コロナも3年目に突入し水際対策の緩和などから人の流れも活発になり、コンビニや土産物も回復傾向にある。秋冬商戦にスタートダッシュをかけたいところだが、物価上昇が10月から本格化し、スーパーでの買い上げ点数は減少傾向。節約するカテゴリーの№1は菓子・デザートと言われ、チョコレートは若干の不安を抱えながら本格商戦突入となる。
チョコレート市場(4~10月)は、SRI調べによると3.5%減で着地。商戦が活性化される10月単月が前年並みとなった以外、すべての月でマイナスを喫した。その要因は、記録的猛暑に加えて、嗜好品である菓子は食品業界の値上げによる買い控えが影響しているのではと推測される。また売れるもの売れないものの二極化も進んでおり、付加価値型商品、特にハイカカオや糖質オフなど健康価値の高い商品は堅調に推移しているが、価格訴求型商品は特売が減ったこともあり厳しい状況となった。
健康系が市場を牽引し、チョコレートの可能性を広げたことは間違いないが、菓子市場の成長エンジンであるキャンディー・グミカテゴリーが伸長している背景に、Z世代の獲得やお菓子本来がもつ楽しさが消費者の心を惹きつけていることが挙げられる。
チョコレート業界は、明治、ロッテ、江崎グリコなど大手総合菓子メーカーと中堅メーカーで取り組み方が二極化している。大手メーカーは総じて主力ブランドの選択と集中や、健康価値商品への注力、明治やロッテが手掛けるカカオの可能性追求などからカカオが持つポテンシャルを最大限に生かそうとしている。
一方、中堅メーカーは、チョコレートの持つ楽しさを引き出すため話題作りに余念がない。話題性のあるWEBCMやキャンペーン、商品開発で、SNSフォロワーが1年で20万人から43万人に増え、前7月期15%増と好調な有楽製菓や、キャラクター事業の展開や含浸チョコ商品で若年層を獲得し最高売上を更新しているギンビスなどの数字からも、Z世代を巻き込むことの重要性が判断できる。
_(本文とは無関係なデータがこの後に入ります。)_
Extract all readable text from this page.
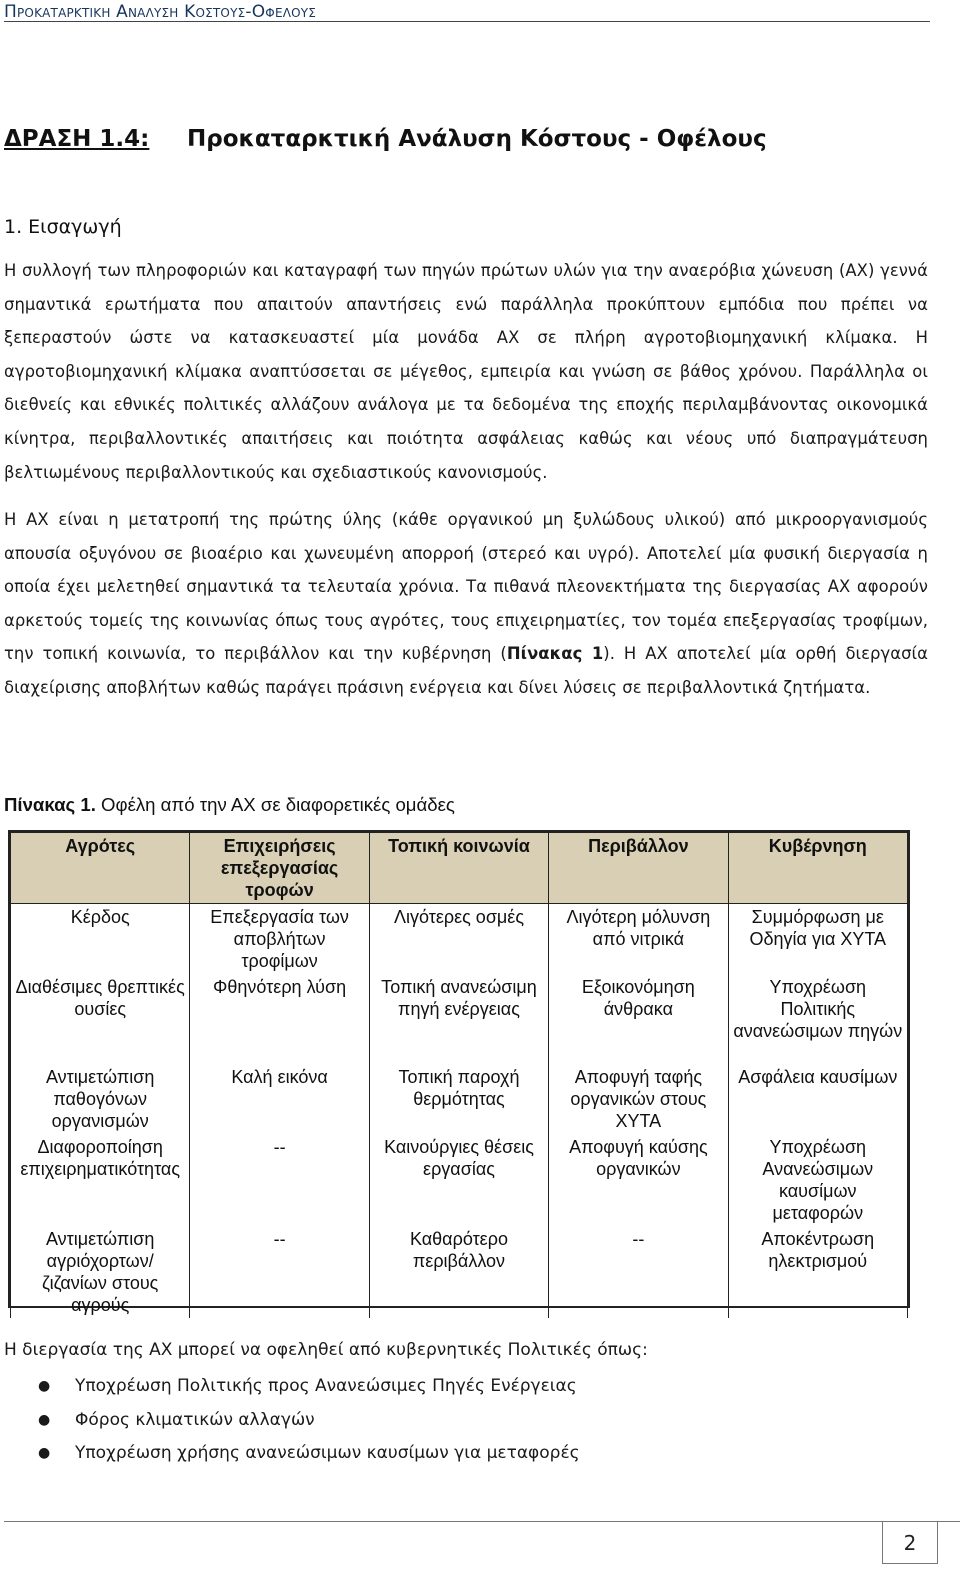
Προκαταρκτικη Αναλυση Κοστους-Οφελους
ΔΡΑΣΗ 1.4: Προκαταρκτική Ανάλυση Κόστους - Οφέλους
1. Εισαγωγή

Η συλλογή των πληροφοριών και καταγραφή των πηγών πρώτων υλών για την αναερόβια χώνευση (ΑΧ) γεννά σημαντικά ερωτήματα που απαιτούν απαντήσεις ενώ παράλληλα προκύπτουν εμπόδια που πρέπει να ξεπεραστούν ώστε να κατασκευαστεί μία μονάδα ΑΧ σε πλήρη αγροτοβιομηχανική κλίμακα. Η αγροτοβιομηχανική κλίμακα αναπτύσσεται σε μέγεθος, εμπειρία και γνώση σε βάθος χρόνου. Παράλληλα οι διεθνείς και εθνικές πολιτικές αλλάζουν ανάλογα με τα δεδομένα της εποχής περιλαμβάνοντας οικονομικά κίνητρα, περιβαλλοντικές απαιτήσεις και ποιότητα ασφάλειας καθώς και νέους υπό διαπραγμάτευση βελτιωμένους περιβαλλοντικούς και σχεδιαστικούς κανονισμούς.

Η ΑΧ είναι η μετατροπή της πρώτης ύλης (κάθε οργανικού μη ξυλώδους υλικού) από μικροοργανισμούς απουσία οξυγόνου σε βιοαέριο και χωνευμένη απορροή (στερεό και υγρό). Αποτελεί μία φυσική διεργασία η οποία έχει μελετηθεί σημαντικά τα τελευταία χρόνια. Τα πιθανά πλεονεκτήματα της διεργασίας ΑΧ αφορούν αρκετούς τομείς της κοινωνίας όπως τους αγρότες, τους επιχειρηματίες, τον τομέα επεξεργασίας τροφίμων, την τοπική κοινωνία, το περιβάλλον και την κυβέρνηση (Πίνακας 1). Η ΑΧ αποτελεί μία ορθή διεργασία διαχείρισης αποβλήτων καθώς παράγει πράσινη ενέργεια και δίνει λύσεις σε περιβαλλοντικά ζητήματα.

Πίνακας 1. Οφέλη από την ΑΧ σε διαφορετικές ομάδες
Αγρότες	Επιχειρήσεις επεξεργασίας τροφών	Τοπική κοινωνία	Περιβάλλον	Κυβέρνηση
Κέρδος	Επεξεργασία των αποβλήτων τροφίμων	Λιγότερες οσμές	Λιγότερη μόλυνση από νιτρικά	Συμμόρφωση με Οδηγία για ΧΥΤΑ
Διαθέσιμες θρεπτικές ουσίες	Φθηνότερη λύση	Τοπική ανανεώσιμη πηγή ενέργειας	Εξοικονόμηση άνθρακα	Υποχρέωση Πολιτικής ανανεώσιμων πηγών
Αντιμετώπιση παθογόνων οργανισμών	Καλή εικόνα	Τοπική παροχή θερμότητας	Αποφυγή ταφής οργανικών στους ΧΥΤΑ	Ασφάλεια καυσίμων
Διαφοροποίηση επιχειρηματικότητας	--	Καινούργιες θέσεις εργασίας	Αποφυγή καύσης οργανικών	Υποχρέωση Ανανεώσιμων καυσίμων μεταφορών
Αντιμετώπιση αγριόχορτων/ ζιζανίων στους αγρούς	--	Καθαρότερο περιβάλλον	--	Αποκέντρωση ηλεκτρισμού

Η διεργασία της ΑΧ μπορεί να οφεληθεί από κυβερνητικές Πολιτικές όπως:

● Υποχρέωση Πολιτικής προς Ανανεώσιμες Πηγές Ενέργειας
● Φόρος κλιματικών αλλαγών
● Υποχρέωση χρήσης ανανεώσιμων καυσίμων για μεταφορές
2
この二極化は決して悪いものではなく、規模の差があるからこそお互いのフィールドをしっかり遂行していくことがチョコレート業界を盛り上げることにつながるだろう。ただ、エシカル消費の意識が高いZ世代を取り込むためには、サステナブルな取り組みは中堅メーカーもどこまで対応できるかもカギとなる。